B2B SaaS Pricing Strategies for 2021

The price you set for your products determines if your company will achieve its financial goals. A comprehensive Business to Business (B2B) pricing strategy should combine customer insights, market research, and competitor pricing strategies while achieving an acceptable profit margin for the company.

A successful price increase can help you acquire higher-value customers who are serious about using your product and less likely to churn. It’s your best shot at growing 25% faster.

Pricing Strategy: Drive greater revenue for your B2B Sales Team (Video)

Consumers are known to buy products whose pricing matches their perceived value. Some are willing to pay top dollar if they believe the product offers them exclusive value and more features compared to a lower-priced product.

Helpful Resource: 6 Common B2B Pricing Strategy Mistakes to Avoid

B2B SaaS Pricing Strategies

When determining the B2B pricing strategy, B2B businesses have to build strategies that give them a competitive advantage while accounting for changing market conditions and consumer behavior. Software as a Service (SaaS) pricing success involves choosing the best B2B pricing strategy that meets growth goals. 

A proper B2B pricing strategy allows your company to build repeatable sales processes and generate recurring revenue. They encompass the whole framework including different goals on the way to growth. While the options are many, these pricing strategies are recommended for 2021.

Helpful Resource: Learnings from B2B Enterprise SaaS Pricing Strategies

B2B pricing strategy basics

Basic Pricing Strategies. Alexander Buchberger on Medium

Skimming

Launching SaaS products at a high price point and gradually reducing it as the product gains traction in the market. Over time, the products’ price will reduce and appeal to different subsections of the marketplace and customers with varied price sensitivities. 

With SaaS, this B2B pricing strategy is effective since early adopters gain utility from bragging rights for access to new technology. As the price reduces, the whole market will own the product and the exclusivity fades.

Dan Martell explains how to perfect your SaaS pricing model using the 10-5-20 Rule.

Premium pricing

Maintaining high prices in order to convey a sense of quality, exclusivity, and in most cases, luxury. SaaS companies using premium pricing usually target and maintain a smaller market base of high-value customers who prefer to pay higher for best-of-everything features.

This B2B pricing strategy works best for well-known brands that provide SaaS products used by high profile companies and have achieved a clear differentiation in quality and value of their product. Their buyers usually want to pay for the feeling of exclusivity.

Penetration pricing 

For penetration pricing, you launch at a lower price point and gradually increase as the product gains adoption in the wider market. This B2B pricing strategy is targeted at creating customer loyalty and highlighting your brand across the market. Depending on the initial reaction to your product, you can then increase prices. 

Companies that adopt this B2B pricing strategy aim to compensate in the long term through upselling their products and compelling their customers to subscribe to a more profitable offering of the product.

Value-based pricing

This B2B pricing strategy sets the price based on the value proposition. The price matches what your customers are willing to pay, for the value your product provides. You can offer packages and price points suited to their specific needs. The price point can also be higher if your customers are willing to pay that much.

Value-based pricing gives the flexibility to re-evaluate prices as your product’s value increases and the customer’s needs change. Value-based B2B pricing strategy requires a deeper understanding of the market informed by extensive research on customer needs, pain points, market state, and your brand reputation.

dynamic pricing

What really matters in B2B dynamic pricing (Mckinsey.com)

Versioning

The topic of pricing and product strategy are on the top of the list of executives looking to buy and run a software company. A versioning strategy can have a dramatic effect on the overall revenue and valuation of the company.

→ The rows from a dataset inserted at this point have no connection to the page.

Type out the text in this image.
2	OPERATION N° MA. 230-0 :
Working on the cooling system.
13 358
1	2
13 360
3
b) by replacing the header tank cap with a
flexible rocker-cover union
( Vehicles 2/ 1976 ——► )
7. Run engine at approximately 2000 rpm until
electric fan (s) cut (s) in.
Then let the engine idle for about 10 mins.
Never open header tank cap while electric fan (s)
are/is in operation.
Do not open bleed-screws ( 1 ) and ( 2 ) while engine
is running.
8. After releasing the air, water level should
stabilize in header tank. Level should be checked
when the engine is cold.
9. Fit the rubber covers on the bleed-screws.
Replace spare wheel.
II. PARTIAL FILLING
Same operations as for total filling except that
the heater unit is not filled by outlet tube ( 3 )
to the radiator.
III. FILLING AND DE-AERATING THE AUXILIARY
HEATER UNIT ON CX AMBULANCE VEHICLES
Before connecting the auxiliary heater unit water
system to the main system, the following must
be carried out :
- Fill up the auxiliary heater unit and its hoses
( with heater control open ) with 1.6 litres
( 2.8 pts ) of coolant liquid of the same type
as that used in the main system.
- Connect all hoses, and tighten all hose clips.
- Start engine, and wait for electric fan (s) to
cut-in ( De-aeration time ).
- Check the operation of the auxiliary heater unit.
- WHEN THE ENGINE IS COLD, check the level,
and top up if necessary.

If you are thinking about buying a software company whose product has a low fixed and high variable cost, a versioning strategy should be of high importance to you. Adjusting the price alignment to product strategy allows you to get more value out of your pricing strategy.

Effective product versioning can increase the selling price and increase what your customers will buy. Selling software requires the ability to be flexible and scalable, and implementing price versioning allows your company to upsell (which drives profitability).